YouTube suscite la colère des annonceurs australiens pour leurs dépenses inutiles

Contrairement à la plupart des chaînes médiatiques, les statistiques de YouTube ne sont pas mesurées par un tiers, ce qui signifie que les annonceurs ont peu de contrôle sur le placement, la diffusion et le retour sur leurs dépenses publicitaires.

Dans l’industrie de la télévision, en revanche, OzTam supervise les audiences quotidiennes et les performances des chaînes, GfK réalise huit enquêtes annuelles pour l’industrie de la radio et Roy Morgan fournit des rapports pour les industries de l’édition (journaux et magazines), par exemple.

Un cadre supérieur de l’une des plus grandes agences médiatiques d’Australie estime qu’entre 25 et 30 pour cent de tous les placements médiatiques sur YouTube sont « gaspillés », soit parce qu’ils sont mal classés, soit parce qu’ils sont destinés à un public totalement inapproprié.
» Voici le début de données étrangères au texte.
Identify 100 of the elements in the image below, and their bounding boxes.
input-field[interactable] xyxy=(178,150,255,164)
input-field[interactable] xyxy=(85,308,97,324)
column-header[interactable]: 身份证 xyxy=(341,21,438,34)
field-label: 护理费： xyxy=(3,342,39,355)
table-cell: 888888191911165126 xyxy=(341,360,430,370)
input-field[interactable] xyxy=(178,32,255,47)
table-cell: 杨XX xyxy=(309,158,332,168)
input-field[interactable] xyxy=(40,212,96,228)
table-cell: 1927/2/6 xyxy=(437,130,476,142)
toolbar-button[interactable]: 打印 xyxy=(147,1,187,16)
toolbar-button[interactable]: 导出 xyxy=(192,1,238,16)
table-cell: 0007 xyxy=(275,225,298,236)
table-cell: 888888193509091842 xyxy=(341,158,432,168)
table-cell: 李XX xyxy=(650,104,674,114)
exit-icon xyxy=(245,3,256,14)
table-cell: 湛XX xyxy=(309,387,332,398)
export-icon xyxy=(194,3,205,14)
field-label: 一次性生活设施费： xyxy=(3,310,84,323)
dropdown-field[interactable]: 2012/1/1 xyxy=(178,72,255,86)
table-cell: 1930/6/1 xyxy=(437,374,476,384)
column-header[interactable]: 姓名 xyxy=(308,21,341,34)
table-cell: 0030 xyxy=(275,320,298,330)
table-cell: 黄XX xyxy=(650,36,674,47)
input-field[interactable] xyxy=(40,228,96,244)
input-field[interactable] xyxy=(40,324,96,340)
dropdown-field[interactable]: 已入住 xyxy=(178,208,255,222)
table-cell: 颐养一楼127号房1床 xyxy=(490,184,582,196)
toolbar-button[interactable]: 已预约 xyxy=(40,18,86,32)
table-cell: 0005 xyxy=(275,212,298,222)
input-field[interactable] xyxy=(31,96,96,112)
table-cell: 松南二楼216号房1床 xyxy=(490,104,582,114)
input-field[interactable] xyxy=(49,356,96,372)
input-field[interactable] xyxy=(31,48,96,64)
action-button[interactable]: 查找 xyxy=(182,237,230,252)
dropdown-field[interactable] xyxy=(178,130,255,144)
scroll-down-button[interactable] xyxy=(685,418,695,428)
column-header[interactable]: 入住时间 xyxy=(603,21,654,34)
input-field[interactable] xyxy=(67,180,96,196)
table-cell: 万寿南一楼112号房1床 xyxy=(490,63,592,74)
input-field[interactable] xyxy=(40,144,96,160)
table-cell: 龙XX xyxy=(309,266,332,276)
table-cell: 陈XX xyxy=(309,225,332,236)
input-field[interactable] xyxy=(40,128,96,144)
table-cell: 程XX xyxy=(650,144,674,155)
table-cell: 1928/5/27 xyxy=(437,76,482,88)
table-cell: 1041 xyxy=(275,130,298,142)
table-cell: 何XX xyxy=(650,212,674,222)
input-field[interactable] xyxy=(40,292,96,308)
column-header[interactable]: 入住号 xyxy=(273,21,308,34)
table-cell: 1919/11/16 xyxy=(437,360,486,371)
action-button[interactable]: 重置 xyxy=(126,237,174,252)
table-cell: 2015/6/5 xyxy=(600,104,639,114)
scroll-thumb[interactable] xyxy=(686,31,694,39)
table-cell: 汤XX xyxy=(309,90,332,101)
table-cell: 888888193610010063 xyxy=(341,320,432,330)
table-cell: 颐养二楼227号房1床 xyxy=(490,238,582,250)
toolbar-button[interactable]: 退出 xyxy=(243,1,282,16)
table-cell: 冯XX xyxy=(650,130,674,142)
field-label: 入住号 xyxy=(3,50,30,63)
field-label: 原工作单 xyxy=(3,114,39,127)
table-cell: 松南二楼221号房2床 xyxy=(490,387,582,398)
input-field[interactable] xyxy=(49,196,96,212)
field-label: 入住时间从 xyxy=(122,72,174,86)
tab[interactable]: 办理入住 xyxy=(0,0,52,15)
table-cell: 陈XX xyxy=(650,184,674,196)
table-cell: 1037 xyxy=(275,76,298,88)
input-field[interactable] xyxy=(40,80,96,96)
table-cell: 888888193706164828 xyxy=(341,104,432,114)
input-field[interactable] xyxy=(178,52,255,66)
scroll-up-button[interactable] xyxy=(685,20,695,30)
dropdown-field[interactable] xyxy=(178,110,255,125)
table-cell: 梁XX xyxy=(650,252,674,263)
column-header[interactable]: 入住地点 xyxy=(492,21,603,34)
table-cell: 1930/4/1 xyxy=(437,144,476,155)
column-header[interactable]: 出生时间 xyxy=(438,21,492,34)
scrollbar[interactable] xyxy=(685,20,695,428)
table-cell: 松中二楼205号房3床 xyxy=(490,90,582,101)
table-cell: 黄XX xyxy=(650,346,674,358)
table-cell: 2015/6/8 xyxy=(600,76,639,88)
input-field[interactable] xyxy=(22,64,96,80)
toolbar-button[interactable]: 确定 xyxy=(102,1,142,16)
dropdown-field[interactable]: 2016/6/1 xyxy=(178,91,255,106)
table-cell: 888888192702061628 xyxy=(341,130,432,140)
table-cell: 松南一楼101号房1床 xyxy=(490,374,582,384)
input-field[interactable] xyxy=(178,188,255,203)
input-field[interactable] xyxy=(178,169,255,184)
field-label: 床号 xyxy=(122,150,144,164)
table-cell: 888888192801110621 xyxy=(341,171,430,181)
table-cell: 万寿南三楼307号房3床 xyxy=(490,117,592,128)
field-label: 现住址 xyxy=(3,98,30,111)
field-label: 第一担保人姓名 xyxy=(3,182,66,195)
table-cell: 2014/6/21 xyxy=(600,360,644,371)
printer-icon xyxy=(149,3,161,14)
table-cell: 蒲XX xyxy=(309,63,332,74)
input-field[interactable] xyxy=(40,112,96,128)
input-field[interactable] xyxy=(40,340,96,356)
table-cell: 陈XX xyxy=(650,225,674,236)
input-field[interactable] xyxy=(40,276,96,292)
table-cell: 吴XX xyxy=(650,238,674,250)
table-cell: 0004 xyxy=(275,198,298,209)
En août, les médias aux États-Unis, dont le New York Times, a souligné un rapport de la société de recherche Adalytics selon lequel les publicités présumées placées sur le contenu pour enfants et les chaînes YouTube contenaient des trackers utilisés pour recibler les enfants. Un porte-parole de Google a déclaré que le rapport ne comprenait pas bien le fonctionnement de la publicité sur les contenus destinés aux enfants.

YouTube a conclu un règlement de 170 millions de dollars (267 millions de dollars) en 2019 après que les régulateurs ont déclaré qu’il profitait de l’utilisation des données des enfants à des fins de publicité ciblée. Google se prépare actuellement à se défendre dans un procès antitrust très médiatisé concernant son moteur de recherche.

Les publicités mal placées sur YouTube ne sont pas un phénomène nouveau. Il y a six ans, le gouvernement fédéral, aux côtés de marques telles que Telstra, Bunnings et Foxtel, suspendu la publicité sur la plateforme sur conseil de son agence média Dentsu Mitchellalors que les inquiétudes grandissaient concernant les publicités placées à côté de contenus controversés.

Des exemples extrêmes incluent une campagne de recrutement des Forces de défense diffusée aux côtés de contenus favorables à l’organisation terroriste État islamique, selon un employé travaillant sur le compte à l’époque.

YouTube a moins de contrôle sur l’endroit où les publicités sont placées lorsqu’elles sont placées « hors plateforme », a déclaré le patron de l’agence, ajoutant que les chances que les enfants voient des publicités inappropriées augmentaient en raison du manque de contrôle humain.

Chris Brinkworth, associé directeur du cabinet de conseil en données axé sur la confidentialité Civic Data, a déclaré que les inquiétudes concernant l’approche de Google et de YouTube existaient depuis longtemps, et a noté que dans un paysage où les médias sont principalement jugés sur des évaluations indépendantes, l’utilisation par Google de ses propres les panels de recherche évoquaient un sentiment de déjà-vu.

« Est-ce qu’ils jouent à nouveau le rôle de joueur et d’arbitre ? » dit Brinkworth.

Un porte-parole de Google a déclaré que la plate-forme indique clairement que les campagnes peuvent être diffusées sur des sites tiers, ce qui permet aux utilisateurs de se désinscrire facilement à l’avance.

« Nous surveillons activement le réseau Google Video Partners et lorsque Google détermine qu’une impression n’est pas valide (« spam »), nous ne facturons pas l’annonceur. »

Google a récemment élargi son partenariat avec une société tierce de mesure de la sécurité et de l’adéquation des marques, Integral Ad Science, pour son inventaire Google Video Partners, afin de garantir aux annonceurs que leurs annonces vidéo sont diffusées sur des sites Web d’éditeurs et des applications mobiles de haute qualité au-delà de Youtube.

YouTube organisera la semaine prochaine son propre événement initial « Brandcast », sa présentation aux plus grands annonceurs australiens dans le but d’obtenir des investissements préalablement convenus.

D’autres sociétés de médias feront des arguments similaires dans les semaines à venir, notamment TikTok, Seven Network, Paramount (propriétaire de Network 10), SBS, Foxtel et oOh!media. Nine, le propriétaire de ce mât, a organisé un événement à Sydney mercredi soir.